Advieswijziging | Omslagpunt voor Amerikaanse banken
De Amerikaanse banken hebben een ijzersterke periode achter de rug. Het aandeel van JPMorgan Chase (JPM) is de afgelopen acht maanden met 50% gestegen en het aandeel Goldman Sachs (GS) schoot zelfs met meer dan 75% omhoog. Laatstgenoemde onderneming profiteert relatief sterk van het goede beursklimaat.
In het eerste kwartaal was 43% van de concernomzet van $17,7 mrd afkomstig uit de handel in aandelen en obligaties. In het huidige marktklimaat is dat een lucratieve aangelegenheid. De divisie Investment Banking (21% van de kwartaalomzet) profiteerde van het grote aantal bedrijven dat de stap naar de beurs zette of nieuwe obligaties uitschreef.
Dalende handelsinkomsten
Langzaam maar zeker wordt echter duidelijk dat deze motor achter de omzet- en winstgroei gaat stilvallen. Topman Jamie Dimon van JPMorgan Chase vertelde medio juni op een conferentie dat zijn bedrijf in het lopende kwartaal ongeveer $6 mrd verdient aan de handel in aandelen en obligaties. Anderhalf jaar geleden was dat bijna een nieuw record geweest.
Nu steekt het bedrag echter wat mager af vergeleken bij de $9,7 mrd die JPMorgan Chase in het tweede kwartaal verdiende met deze activiteiten. Ook financieel topman Mark Mason van Citigroup voorspelde dat zijn bank te maken krijgt met een terugval van ongeveer 30%.
Meer risico
De dalende inkomsten vallen samen met een toename van het risico. Goldman Sachs en JPMorgan zijn de twee grootste spelers op de CLO-markt. Zakenbanken verstrekken krediet aan bedrijven en durfinvesteerders voor overnames en andere transacties. Die leningen worden vervolgens gebundeld en in delen doorverkocht, zodat een investeerder minder risico loopt dan wanneer hij slechts met één tegenpartij zaken doet.
De concurrentie op deze $780 mrd grote markt neemt echter snel toe.
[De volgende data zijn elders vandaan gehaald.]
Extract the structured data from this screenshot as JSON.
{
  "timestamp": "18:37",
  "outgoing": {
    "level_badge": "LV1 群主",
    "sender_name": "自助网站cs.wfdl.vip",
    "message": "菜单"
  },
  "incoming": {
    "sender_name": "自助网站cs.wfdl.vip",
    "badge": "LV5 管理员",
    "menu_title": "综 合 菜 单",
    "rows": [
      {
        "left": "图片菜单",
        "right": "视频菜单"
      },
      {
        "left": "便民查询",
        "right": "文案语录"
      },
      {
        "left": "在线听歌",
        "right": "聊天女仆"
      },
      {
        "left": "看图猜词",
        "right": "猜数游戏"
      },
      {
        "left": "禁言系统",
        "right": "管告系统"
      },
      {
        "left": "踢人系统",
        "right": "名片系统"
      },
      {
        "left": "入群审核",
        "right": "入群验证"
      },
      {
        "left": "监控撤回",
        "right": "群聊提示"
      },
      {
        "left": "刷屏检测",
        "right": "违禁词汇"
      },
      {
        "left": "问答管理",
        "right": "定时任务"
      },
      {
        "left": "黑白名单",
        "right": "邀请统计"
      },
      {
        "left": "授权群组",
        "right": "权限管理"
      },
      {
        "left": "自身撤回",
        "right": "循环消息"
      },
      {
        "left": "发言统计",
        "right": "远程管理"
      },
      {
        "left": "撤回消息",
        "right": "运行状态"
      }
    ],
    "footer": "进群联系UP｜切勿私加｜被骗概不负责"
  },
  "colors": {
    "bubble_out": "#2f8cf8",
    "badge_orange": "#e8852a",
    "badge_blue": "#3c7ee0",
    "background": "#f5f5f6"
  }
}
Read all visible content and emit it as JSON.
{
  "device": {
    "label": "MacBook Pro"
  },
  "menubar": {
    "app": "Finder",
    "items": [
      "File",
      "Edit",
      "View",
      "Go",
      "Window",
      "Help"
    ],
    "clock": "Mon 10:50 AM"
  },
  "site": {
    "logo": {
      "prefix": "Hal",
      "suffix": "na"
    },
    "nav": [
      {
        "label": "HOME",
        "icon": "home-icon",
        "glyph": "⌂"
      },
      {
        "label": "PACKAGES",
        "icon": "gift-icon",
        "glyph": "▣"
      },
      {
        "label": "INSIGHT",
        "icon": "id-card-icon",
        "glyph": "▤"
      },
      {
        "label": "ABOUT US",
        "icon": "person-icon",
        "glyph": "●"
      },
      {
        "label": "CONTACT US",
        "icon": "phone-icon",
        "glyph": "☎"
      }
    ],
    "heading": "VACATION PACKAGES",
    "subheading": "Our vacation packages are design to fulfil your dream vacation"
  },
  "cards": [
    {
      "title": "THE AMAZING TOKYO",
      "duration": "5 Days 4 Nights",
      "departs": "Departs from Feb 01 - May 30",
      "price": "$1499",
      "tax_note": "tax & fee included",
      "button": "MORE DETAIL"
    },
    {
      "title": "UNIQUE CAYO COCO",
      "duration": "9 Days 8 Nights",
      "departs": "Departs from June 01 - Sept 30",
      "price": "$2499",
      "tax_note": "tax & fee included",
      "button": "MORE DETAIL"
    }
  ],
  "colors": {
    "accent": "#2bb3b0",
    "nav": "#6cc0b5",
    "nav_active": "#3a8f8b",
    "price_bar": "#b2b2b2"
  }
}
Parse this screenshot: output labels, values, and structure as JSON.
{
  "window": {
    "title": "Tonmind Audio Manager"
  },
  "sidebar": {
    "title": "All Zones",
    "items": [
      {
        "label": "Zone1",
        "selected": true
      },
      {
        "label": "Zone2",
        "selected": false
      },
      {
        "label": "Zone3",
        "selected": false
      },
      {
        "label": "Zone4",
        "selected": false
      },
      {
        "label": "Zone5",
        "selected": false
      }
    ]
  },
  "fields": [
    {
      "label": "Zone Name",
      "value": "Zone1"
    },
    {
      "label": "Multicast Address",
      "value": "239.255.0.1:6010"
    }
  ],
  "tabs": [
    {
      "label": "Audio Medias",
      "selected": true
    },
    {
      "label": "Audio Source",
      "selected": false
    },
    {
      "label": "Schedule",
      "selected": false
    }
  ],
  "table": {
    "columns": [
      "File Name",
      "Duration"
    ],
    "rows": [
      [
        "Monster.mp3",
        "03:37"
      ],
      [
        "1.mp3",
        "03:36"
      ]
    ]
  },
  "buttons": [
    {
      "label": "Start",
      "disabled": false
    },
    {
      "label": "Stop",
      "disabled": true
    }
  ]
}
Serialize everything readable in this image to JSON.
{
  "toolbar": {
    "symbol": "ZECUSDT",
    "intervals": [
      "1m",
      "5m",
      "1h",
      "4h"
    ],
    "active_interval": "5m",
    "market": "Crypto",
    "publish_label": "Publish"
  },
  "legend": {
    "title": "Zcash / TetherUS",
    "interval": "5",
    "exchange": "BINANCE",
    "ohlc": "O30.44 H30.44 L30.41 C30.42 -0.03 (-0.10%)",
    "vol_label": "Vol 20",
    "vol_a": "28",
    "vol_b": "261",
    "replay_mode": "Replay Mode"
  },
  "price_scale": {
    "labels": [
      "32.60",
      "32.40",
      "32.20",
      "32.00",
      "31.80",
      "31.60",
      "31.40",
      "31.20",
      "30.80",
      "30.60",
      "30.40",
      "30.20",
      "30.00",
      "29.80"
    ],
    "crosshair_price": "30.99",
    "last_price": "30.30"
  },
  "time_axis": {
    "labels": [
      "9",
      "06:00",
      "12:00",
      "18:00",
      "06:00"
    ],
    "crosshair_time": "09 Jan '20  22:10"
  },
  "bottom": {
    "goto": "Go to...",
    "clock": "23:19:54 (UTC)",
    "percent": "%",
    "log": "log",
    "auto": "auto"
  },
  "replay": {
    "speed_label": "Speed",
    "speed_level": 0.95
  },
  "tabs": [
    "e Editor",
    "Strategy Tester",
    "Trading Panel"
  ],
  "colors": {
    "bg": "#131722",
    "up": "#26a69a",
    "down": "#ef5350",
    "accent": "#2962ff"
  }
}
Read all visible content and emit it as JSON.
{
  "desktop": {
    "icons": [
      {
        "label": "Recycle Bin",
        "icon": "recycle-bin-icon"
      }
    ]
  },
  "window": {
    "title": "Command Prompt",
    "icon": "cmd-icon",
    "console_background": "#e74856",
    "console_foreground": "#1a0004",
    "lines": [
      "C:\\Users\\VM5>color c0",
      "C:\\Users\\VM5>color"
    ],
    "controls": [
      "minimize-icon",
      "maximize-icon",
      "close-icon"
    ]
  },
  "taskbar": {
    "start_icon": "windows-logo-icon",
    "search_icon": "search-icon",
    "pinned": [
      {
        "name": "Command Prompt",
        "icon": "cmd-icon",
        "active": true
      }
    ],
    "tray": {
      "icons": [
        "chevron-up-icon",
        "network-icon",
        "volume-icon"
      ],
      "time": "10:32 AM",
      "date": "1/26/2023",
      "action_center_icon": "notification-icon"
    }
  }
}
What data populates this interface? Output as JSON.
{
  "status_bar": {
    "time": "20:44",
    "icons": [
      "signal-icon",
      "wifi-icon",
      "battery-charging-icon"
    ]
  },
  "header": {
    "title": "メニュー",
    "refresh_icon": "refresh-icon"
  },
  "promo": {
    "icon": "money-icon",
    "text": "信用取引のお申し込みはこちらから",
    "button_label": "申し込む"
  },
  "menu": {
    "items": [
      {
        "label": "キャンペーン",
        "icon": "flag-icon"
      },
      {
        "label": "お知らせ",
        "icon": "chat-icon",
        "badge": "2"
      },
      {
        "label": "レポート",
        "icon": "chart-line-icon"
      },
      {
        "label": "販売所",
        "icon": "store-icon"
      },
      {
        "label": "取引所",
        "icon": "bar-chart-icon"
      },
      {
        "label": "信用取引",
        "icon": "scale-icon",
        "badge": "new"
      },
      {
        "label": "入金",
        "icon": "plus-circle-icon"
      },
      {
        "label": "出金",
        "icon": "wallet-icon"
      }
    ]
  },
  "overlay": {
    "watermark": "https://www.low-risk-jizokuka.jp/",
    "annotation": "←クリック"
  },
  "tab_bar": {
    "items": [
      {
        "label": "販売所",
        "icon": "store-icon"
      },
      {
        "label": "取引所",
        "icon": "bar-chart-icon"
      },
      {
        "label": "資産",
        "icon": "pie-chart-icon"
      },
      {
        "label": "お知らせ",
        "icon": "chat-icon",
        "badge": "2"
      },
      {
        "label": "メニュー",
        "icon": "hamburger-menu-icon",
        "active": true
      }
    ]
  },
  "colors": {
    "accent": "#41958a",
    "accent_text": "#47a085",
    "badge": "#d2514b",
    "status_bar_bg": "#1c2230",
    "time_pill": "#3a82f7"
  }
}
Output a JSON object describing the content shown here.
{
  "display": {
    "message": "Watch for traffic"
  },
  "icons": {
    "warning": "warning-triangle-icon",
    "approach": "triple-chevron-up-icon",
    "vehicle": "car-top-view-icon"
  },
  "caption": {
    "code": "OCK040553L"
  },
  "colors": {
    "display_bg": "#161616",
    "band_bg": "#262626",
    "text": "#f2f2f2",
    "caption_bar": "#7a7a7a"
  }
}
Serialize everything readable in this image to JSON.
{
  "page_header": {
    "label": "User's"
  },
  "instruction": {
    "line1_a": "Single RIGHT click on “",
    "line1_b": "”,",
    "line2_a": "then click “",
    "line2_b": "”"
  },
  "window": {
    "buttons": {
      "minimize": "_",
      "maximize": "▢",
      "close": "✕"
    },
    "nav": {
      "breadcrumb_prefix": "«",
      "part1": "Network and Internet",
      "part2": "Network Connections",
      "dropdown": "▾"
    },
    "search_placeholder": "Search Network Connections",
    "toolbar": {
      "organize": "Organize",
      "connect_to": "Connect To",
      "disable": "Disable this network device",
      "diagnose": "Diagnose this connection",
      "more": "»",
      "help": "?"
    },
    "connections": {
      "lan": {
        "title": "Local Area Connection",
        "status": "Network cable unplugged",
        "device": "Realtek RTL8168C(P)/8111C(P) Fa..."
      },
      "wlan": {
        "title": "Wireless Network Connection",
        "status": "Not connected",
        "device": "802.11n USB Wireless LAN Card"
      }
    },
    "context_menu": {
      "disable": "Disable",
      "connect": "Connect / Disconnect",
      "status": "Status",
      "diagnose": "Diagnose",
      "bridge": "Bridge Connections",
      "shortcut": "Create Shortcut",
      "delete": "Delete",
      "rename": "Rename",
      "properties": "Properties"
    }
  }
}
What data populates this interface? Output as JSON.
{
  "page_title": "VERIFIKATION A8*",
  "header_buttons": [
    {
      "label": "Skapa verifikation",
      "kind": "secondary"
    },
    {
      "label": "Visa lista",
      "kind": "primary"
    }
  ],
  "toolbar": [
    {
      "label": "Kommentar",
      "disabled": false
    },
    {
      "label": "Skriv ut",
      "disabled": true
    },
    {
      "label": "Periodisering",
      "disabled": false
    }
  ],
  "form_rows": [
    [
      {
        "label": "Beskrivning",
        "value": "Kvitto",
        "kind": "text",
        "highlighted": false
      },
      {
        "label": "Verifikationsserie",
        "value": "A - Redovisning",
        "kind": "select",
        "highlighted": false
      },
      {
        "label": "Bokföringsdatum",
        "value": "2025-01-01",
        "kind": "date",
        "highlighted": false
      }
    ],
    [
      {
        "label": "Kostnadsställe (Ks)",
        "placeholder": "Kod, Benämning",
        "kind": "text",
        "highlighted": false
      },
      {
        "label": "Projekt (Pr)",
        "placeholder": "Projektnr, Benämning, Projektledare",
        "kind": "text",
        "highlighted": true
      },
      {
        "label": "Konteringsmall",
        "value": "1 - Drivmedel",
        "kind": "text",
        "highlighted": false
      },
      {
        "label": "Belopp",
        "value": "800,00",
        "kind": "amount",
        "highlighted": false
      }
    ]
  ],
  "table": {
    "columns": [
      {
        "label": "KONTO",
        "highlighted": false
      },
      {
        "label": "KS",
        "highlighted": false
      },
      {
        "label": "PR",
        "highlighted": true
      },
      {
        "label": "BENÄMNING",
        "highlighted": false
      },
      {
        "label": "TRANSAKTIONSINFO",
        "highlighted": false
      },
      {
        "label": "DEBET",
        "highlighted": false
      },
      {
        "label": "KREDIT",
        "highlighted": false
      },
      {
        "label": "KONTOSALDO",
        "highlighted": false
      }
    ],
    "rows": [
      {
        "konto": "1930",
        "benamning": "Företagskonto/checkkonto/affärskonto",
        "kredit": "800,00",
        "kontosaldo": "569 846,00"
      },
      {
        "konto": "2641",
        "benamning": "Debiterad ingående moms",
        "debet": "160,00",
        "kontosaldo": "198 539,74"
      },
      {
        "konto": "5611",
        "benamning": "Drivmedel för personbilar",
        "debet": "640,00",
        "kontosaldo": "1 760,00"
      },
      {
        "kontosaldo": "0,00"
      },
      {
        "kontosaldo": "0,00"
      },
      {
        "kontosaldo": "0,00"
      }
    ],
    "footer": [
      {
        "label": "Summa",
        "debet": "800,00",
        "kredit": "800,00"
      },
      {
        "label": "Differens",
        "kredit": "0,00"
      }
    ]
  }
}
Volgens financiële nieuwsdienst Bloomberg is het marktaandeel van Goldman Sachs dit jaar met 6,2% gedaald en van JPMorgan Chase met 4,6%. Om de concurrentiepositie te versterken, eisen deze partijen niet langer dat een tegenpartij bijstort zodra de marktwaarde van een lening onder de boekwaarde duikt. Als een kredietnemer in de problemen komt voor een lening is doorverkocht, komt de klap bij de banken hierdoor harder aan.
Groeikansen over de grens
Op de korte termijn is dit gevaar echter niet heel groot. De Amerikaanse economie laat een krachtig herstel zien door het terugdraaien van lockdownmaatregelen en het beurssentiment is goed. Bovendien zijn beide banken hard bezig om de afhankelijkheid van de thuismarkt te verkleinen. Ze adviseren in India bijvoorbeeld Paytm bij wat mogelijk de grootste beursintroductie in de geschiedenis van het land wordt.
Ook richten de ondernemingen zich meer op de Britse markt. Daar betaalde JPMorgan Chase naar verluidt $1 mrd voor de digitale vermogensbeheerder Nutmeg. En Goldman Sachs maakte op maandag 21 juni bekend dat het zijn betaaldienstplatform ook in het Verenigd Koninkrijk gaat uitrollen.
Aandelen JPMorgan Chase en Goldman Sachs naar ‘houden’
Voorlopig wegen de afvlakkende inkomsten uit aandelen- en obligatiehandel en het toenemende risico op de Amerikaanse markt echter aanzienlijk zwaarder dan de groei over de grens. Goldman Sachs wordt verhandeld voor 7,1 maal de verwachte winst en voor JPMorgan Chase is die waardering 10,1. Die waarderingen zijn alleszins redelijk.
Maar het vooruitzicht van een groeivertraging in de tweede helft van het jaar in combinatie met een rente die mogelijk pas na 2022 weer gaat oplopen – zodat de rente-inkomsten de komende kwartalen nog geen impuls krijgen – vormt aanleiding het advies voor zowel het aandeel JPMorgan Chase als het aandeel Goldman Sachs bij te stellen naar ‘houden’. Nederlandse bankaandelen zijn voorlopig betere beleggingen dan Amerikaanse.